AI for Scientific Discovery

Structural biology (AlphaFold), materials discovery (GNoME, MatterGen), weather forecasting (GraphCast, GenCast), fusion control (DeepMind / EPFL TCV tokamak), and mathematics (AlphaProof, AlphaGeometry) demonstrate AI delivering top-tier scientific results — in several cases beating decades-old human-built baselines.

Each success shares a pattern: a well-defined evaluation, abundant simulation or observational data, and a problem where search and pattern recognition matter more than narrative reasoning.

Closed-loop systems integrate ML proposers, robotic experimentation, and analysis — running thousands of experiments per day in chemistry (A-Lab at LBNL), biology (Emerald Cloud Lab), and materials. Argonne's Polybot and the UK's Liverpool 'robot scientist' lineage have produced peer-reviewed results without continuous human supervision.

The bottleneck has shifted from running experiments to deciding which to run; Bayesian optimization and active learning sit at the heart of these systems.
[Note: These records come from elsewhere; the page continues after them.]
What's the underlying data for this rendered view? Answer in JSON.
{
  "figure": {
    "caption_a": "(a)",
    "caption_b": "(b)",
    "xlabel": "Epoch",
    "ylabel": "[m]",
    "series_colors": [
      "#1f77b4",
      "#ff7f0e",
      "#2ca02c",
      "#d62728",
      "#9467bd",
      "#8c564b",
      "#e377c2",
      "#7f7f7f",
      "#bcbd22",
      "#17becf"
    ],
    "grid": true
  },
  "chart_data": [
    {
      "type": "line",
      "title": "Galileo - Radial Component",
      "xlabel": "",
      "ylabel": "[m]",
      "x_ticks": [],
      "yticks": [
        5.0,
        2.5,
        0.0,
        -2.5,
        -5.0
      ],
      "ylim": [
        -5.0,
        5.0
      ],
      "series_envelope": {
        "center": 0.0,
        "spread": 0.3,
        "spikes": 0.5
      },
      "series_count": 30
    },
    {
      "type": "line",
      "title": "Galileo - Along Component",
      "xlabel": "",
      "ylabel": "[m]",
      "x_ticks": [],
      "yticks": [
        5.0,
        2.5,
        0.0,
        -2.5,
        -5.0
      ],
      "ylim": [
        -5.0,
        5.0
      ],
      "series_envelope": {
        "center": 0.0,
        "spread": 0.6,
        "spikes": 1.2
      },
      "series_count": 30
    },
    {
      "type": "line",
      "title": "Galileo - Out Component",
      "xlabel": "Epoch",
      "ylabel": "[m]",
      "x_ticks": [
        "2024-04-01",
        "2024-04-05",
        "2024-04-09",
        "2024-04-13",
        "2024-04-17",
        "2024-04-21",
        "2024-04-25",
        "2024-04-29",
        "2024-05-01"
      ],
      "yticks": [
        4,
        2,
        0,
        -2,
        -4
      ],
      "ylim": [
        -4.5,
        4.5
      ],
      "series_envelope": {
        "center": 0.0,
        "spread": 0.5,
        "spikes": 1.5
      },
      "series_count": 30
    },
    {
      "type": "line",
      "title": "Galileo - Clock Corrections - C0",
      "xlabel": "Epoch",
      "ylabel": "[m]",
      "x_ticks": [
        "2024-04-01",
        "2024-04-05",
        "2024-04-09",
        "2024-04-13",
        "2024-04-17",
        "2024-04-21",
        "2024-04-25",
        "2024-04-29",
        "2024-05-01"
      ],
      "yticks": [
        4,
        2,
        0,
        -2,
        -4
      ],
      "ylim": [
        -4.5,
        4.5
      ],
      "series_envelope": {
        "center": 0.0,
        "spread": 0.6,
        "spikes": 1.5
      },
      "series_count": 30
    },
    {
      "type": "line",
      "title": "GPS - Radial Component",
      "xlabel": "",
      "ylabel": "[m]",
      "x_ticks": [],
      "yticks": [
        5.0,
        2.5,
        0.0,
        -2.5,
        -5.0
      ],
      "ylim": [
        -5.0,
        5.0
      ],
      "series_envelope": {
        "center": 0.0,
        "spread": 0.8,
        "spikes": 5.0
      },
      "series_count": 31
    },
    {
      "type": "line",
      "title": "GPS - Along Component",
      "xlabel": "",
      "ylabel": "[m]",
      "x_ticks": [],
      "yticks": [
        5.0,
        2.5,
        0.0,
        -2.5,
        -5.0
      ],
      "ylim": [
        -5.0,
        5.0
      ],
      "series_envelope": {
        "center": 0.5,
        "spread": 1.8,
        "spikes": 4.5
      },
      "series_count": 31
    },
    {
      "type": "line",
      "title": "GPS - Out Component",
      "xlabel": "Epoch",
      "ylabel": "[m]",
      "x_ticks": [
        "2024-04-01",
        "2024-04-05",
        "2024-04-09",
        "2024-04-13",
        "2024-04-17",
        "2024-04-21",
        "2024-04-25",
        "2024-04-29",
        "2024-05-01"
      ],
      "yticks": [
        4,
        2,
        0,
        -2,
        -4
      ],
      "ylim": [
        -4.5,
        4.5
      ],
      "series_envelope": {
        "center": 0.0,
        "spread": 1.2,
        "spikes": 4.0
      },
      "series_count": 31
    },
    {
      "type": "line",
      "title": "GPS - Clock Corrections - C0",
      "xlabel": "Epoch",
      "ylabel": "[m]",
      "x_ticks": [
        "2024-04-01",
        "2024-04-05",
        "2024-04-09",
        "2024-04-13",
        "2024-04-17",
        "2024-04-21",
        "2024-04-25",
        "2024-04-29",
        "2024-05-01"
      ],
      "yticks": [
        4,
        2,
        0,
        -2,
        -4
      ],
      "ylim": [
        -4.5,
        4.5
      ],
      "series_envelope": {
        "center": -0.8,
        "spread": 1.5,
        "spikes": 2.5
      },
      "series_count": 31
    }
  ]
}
LLM-powered tools (Elicit, Consensus, Undermind, Scite) synthesize literature, summarize methods, and surface contradictions across millions of papers — changing the economics of being well-read.

Early experiments with LLM-generated hypotheses (e.g., Sakana AI's 'AI Scientist', Stanford's research-agent work) suggest competent automation of incremental science, with major caveats around novelty and reproducibility.

AI lowers the cost of code, data, and figure reuse but raises new failure modes: data leakage in benchmarks, p-hacking via prompt search, and unverifiable model outputs. Major journals now require model and prompt disclosure for AI-assisted findings.

Frameworks like the NeurIPS reproducibility checklist and the ML Reproducibility Challenge have moved from voluntary to expected.